Winston Churchill once observed, "a fanatic is someone who cannot change his mind and who will not change the subject." He'd had first hand experience with just such a person, Adolf Hitler, whose death, as was bin Laden's, was announced on the first of May, sixty-six years earlier. Hitler and his National Socialists had harnessed centuries old ignorant hatred to the technological innovation of the Industrial Age to create Hell on Earth, the Holocaust.

Language is one, if not the greatest, of our species' triumphs and yet in no language can the totality of the hatred and destruction that was the Holocaust be adequately captured. The Jewish faith, who were targeted and ticketed for wholesale eradication, refer to the Shoah (שואה) in Hebrew. In German, with chilling precision, it's the Endlösung der Judenfrage, the "Final Solution of the Jewish Question."

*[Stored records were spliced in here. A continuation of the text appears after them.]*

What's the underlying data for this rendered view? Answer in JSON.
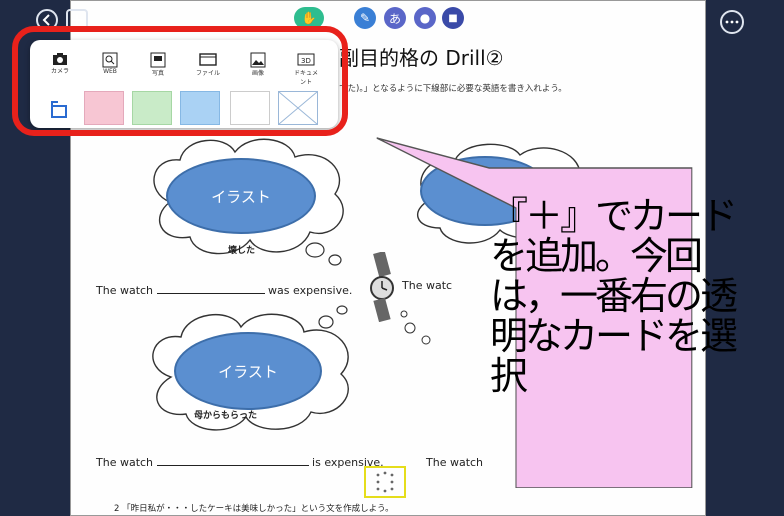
{
  "header": {
    "back_icon": "arrow-left-icon",
    "add_icon": "plus-icon",
    "more_icon": "ellipsis-icon",
    "tools": [
      {
        "name": "hand-tool",
        "color": "#2ebd8f",
        "glyph": "✋"
      },
      {
        "name": "pen-tool",
        "color": "#3a7fd5",
        "glyph": "✎"
      },
      {
        "name": "kana-tool",
        "color": "#5a66c8",
        "glyph": "あ"
      },
      {
        "name": "mic-tool",
        "color": "#5a66c8",
        "glyph": "●"
      },
      {
        "name": "stop-tool",
        "color": "#3a4aa8",
        "glyph": "■"
      }
    ]
  },
  "popup": {
    "items": [
      {
        "icon": "camera-icon",
        "label": "カメラ"
      },
      {
        "icon": "web-search-icon",
        "label": "WEB"
      },
      {
        "icon": "image-card-icon",
        "label": "写真"
      },
      {
        "icon": "web-page-icon",
        "label": "ファイル"
      },
      {
        "icon": "picture-icon",
        "label": "画像"
      },
      {
        "icon": "3d-icon",
        "label": "ドキュメント"
      }
    ],
    "rotate_icon": "rotate-icon",
    "swatches": [
      {
        "name": "pink-card",
        "color": "#f7c6d3"
      },
      {
        "name": "green-card",
        "color": "#c9ebc8"
      },
      {
        "name": "blue-card",
        "color": "#aad2f4"
      },
      {
        "name": "white-card",
        "color": "#ffffff"
      },
      {
        "name": "transparent-card",
        "color": "transparent"
      }
    ]
  },
  "document": {
    "title": "副目的格の Drill②",
    "instruction": "でた)。」となるように下線部に必要な英語を書き入れよう。",
    "illust_label": "イラスト",
    "bubble1_caption": "壊した",
    "bubble2_caption": "母からもらった",
    "sentence1_start": "The watch",
    "sentence1_end": "was expensive.",
    "sentence1b": "The watc",
    "sentence2_start": "The watch",
    "sentence2_end": "is expensive.",
    "sentence2b": "The watch",
    "footer_note": "2 「昨日私が・・・したケーキは美味しかった」という文を作成しよう。"
  },
  "callout": {
    "text": "『＋』でカードを追加。今回は，一番右の透明なカードを選択"
  },
  "colors": {
    "frame": "#1f2a44",
    "highlight": "#e8211b",
    "callout_fill": "#f7c4f0",
    "illust": "#5b8fd0"
  }
}
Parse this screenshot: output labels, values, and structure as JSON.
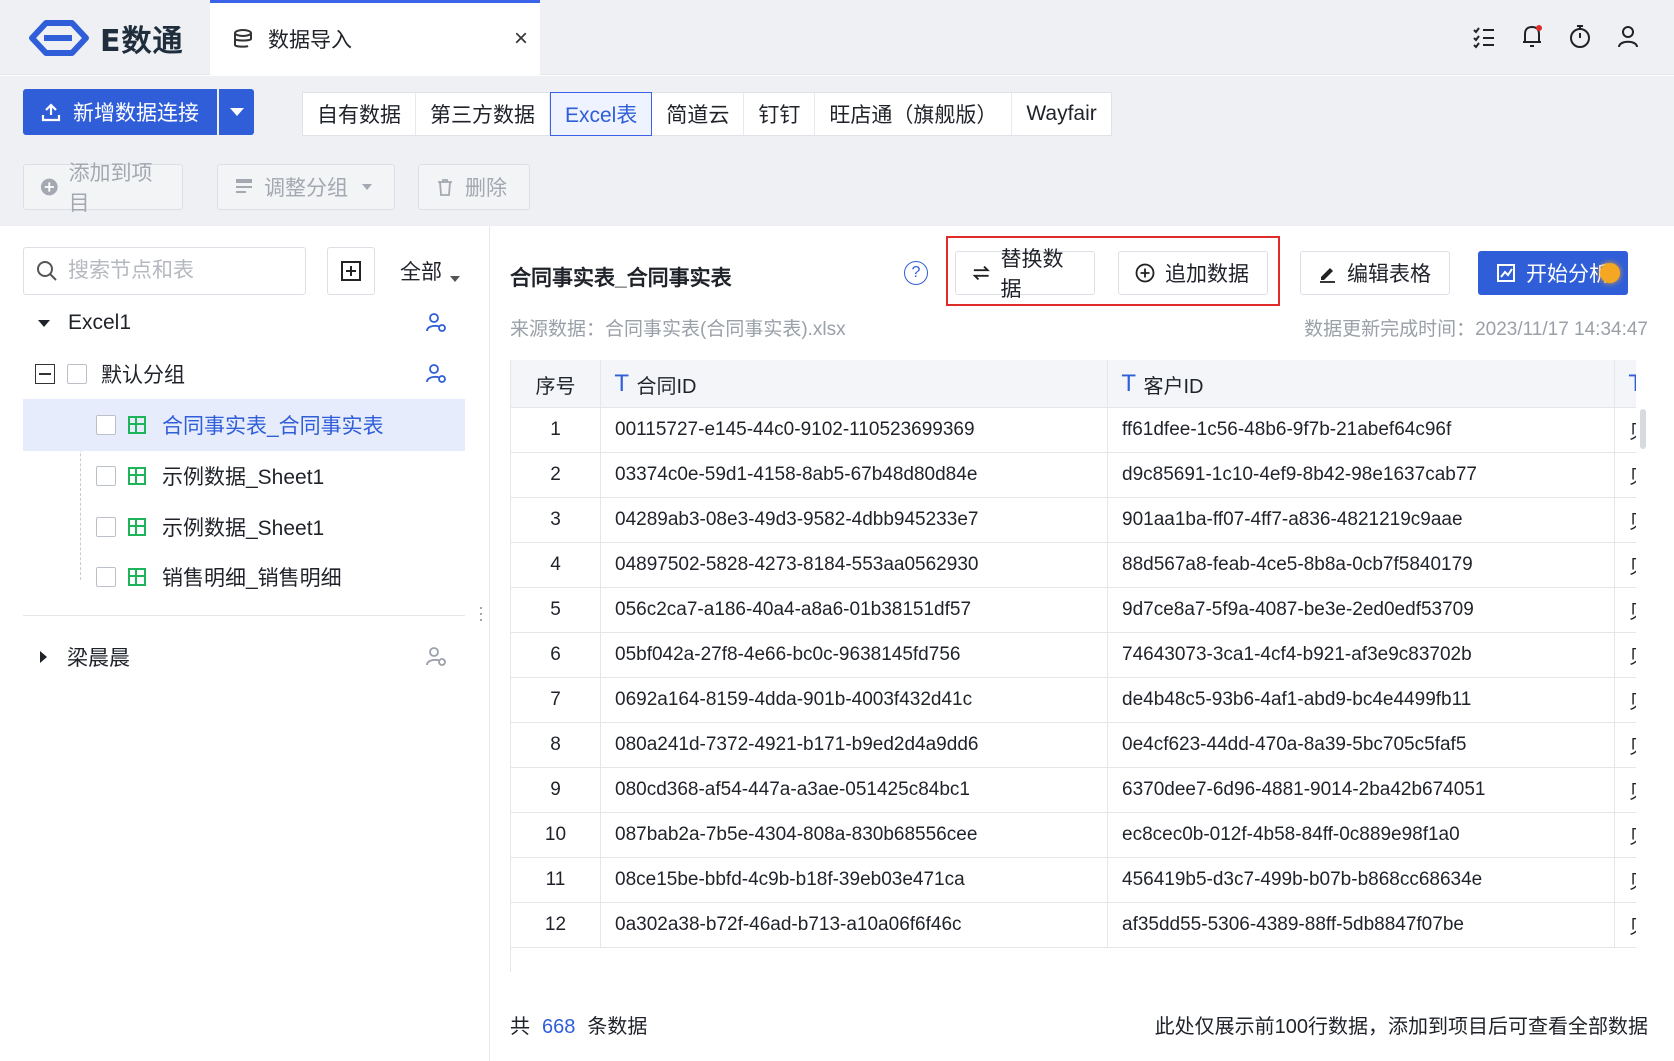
{
  "app": {
    "logo_text": "E数通"
  },
  "tab": {
    "label": "数据导入",
    "close": "×"
  },
  "toolbar": {
    "new_connection": "新增数据连接",
    "source_tabs": [
      "自有数据",
      "第三方数据",
      "Excel表",
      "简道云",
      "钉钉",
      "旺店通（旗舰版）",
      "Wayfair"
    ],
    "active_source": "Excel表",
    "add_to_project": "添加到项目",
    "adjust_group": "调整分组",
    "delete": "删除"
  },
  "sidebar": {
    "search_placeholder": "搜索节点和表",
    "filter": "全部",
    "tree": [
      {
        "label": "Excel1",
        "level": 0,
        "expanded": true
      },
      {
        "label": "默认分组",
        "level": 1,
        "expanded": true
      },
      {
        "label": "合同事实表_合同事实表",
        "level": 2,
        "selected": true
      },
      {
        "label": "示例数据_Sheet1",
        "level": 2
      },
      {
        "label": "示例数据_Sheet1",
        "level": 2
      },
      {
        "label": "销售明细_销售明细",
        "level": 2
      },
      {
        "label": "梁晨晨",
        "level": 0,
        "expanded": false
      }
    ]
  },
  "main": {
    "title": "合同事实表_合同事实表",
    "help": "?",
    "replace_data": "替换数据",
    "append_data": "追加数据",
    "edit_table": "编辑表格",
    "start_analysis": "开始分析",
    "source": "来源数据：合同事实表(合同事实表).xlsx",
    "updated": "数据更新完成时间：2023/11/17 14:34:47"
  },
  "table": {
    "headers": [
      "序号",
      "合同ID",
      "客户ID",
      ""
    ],
    "type_icon": "T",
    "rows": [
      [
        "1",
        "00115727-e145-44c0-9102-110523699369",
        "ff61dfee-1c56-48b6-9f7b-21abef64c96f",
        "贝"
      ],
      [
        "2",
        "03374c0e-59d1-4158-8ab5-67b48d80d84e",
        "d9c85691-1c10-4ef9-8b42-98e1637cab77",
        "贝"
      ],
      [
        "3",
        "04289ab3-08e3-49d3-9582-4dbb945233e7",
        "901aa1ba-ff07-4ff7-a836-4821219c9aae",
        "贝"
      ],
      [
        "4",
        "04897502-5828-4273-8184-553aa0562930",
        "88d567a8-feab-4ce5-8b8a-0cb7f5840179",
        "贝"
      ],
      [
        "5",
        "056c2ca7-a186-40a4-a8a6-01b38151df57",
        "9d7ce8a7-5f9a-4087-be3e-2ed0edf53709",
        "贝"
      ],
      [
        "6",
        "05bf042a-27f8-4e66-bc0c-9638145fd756",
        "74643073-3ca1-4cf4-b921-af3e9c83702b",
        "贝"
      ],
      [
        "7",
        "0692a164-8159-4dda-901b-4003f432d41c",
        "de4b48c5-93b6-4af1-abd9-bc4e4499fb11",
        "贝"
      ],
      [
        "8",
        "080a241d-7372-4921-b171-b9ed2d4a9dd6",
        "0e4cf623-44dd-470a-8a39-5bc705c5faf5",
        "贝"
      ],
      [
        "9",
        "080cd368-af54-447a-a3ae-051425c84bc1",
        "6370dee7-6d96-4881-9014-2ba42b674051",
        "贝"
      ],
      [
        "10",
        "087bab2a-7b5e-4304-808a-830b68556cee",
        "ec8cec0b-012f-4b58-84ff-0c889e98f1a0",
        "贝"
      ],
      [
        "11",
        "08ce15be-bbfd-4c9b-b18f-39eb03e471ca",
        "456419b5-d3c7-499b-b07b-b868cc68634e",
        "贝"
      ],
      [
        "12",
        "0a302a38-b72f-46ad-b713-a10a06f6f46c",
        "af35dd55-5306-4389-88ff-5db8847f07be",
        "贝"
      ]
    ]
  },
  "footer": {
    "prefix": "共",
    "count": "668",
    "suffix": "条数据",
    "note": "此处仅展示前100行数据，添加到项目后可查看全部数据"
  },
  "colors": {
    "primary": "#2f5ed8",
    "highlight": "#e02b2b",
    "sheet_icon": "#1eb45a"
  }
}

The origins of racial/religious/ethnic/tribal/political intolerance and hatred of the other that lead to, and end in, mass murder didn't start in Central Europe in the 1930's. Genocide has a history that's no mystery, just its actual beginning is lost in the mists of time. It has been practiced, if that's the word you can become comfortable using, in every corner of the globe in every era and epoch of our stay on this planet. The ebb and flow of the tide of fanaticism has a rhythm and rhyme independent of reason and rational thought.

Events earlier this week serve, in their way, to underscore the importance of The Days of Remembrance which began last Sunday and continues through tomorrow. This link won't take you to the #1 box office smash in cinemas everywhere, but it is helpful, only if you wish.

I want to believe, because I almost have to, it wasn't an accident that a scourge of humanity was removed from us just as we examined the question, Justice and Accountability in the Face of Genocide: What Have We Learned? We availed ourselves of an opportunity to impose accountability, in a manner I feel Martin Niemöller might have accepted if not approved.

History's lessons don't learn themselves and sometimes we are too distracted to make them our own. And it's the persistence of our insistence in not gaining enough knowledge from our trials and travails that makes we worry and wonder how many more cycles we have yet to endure.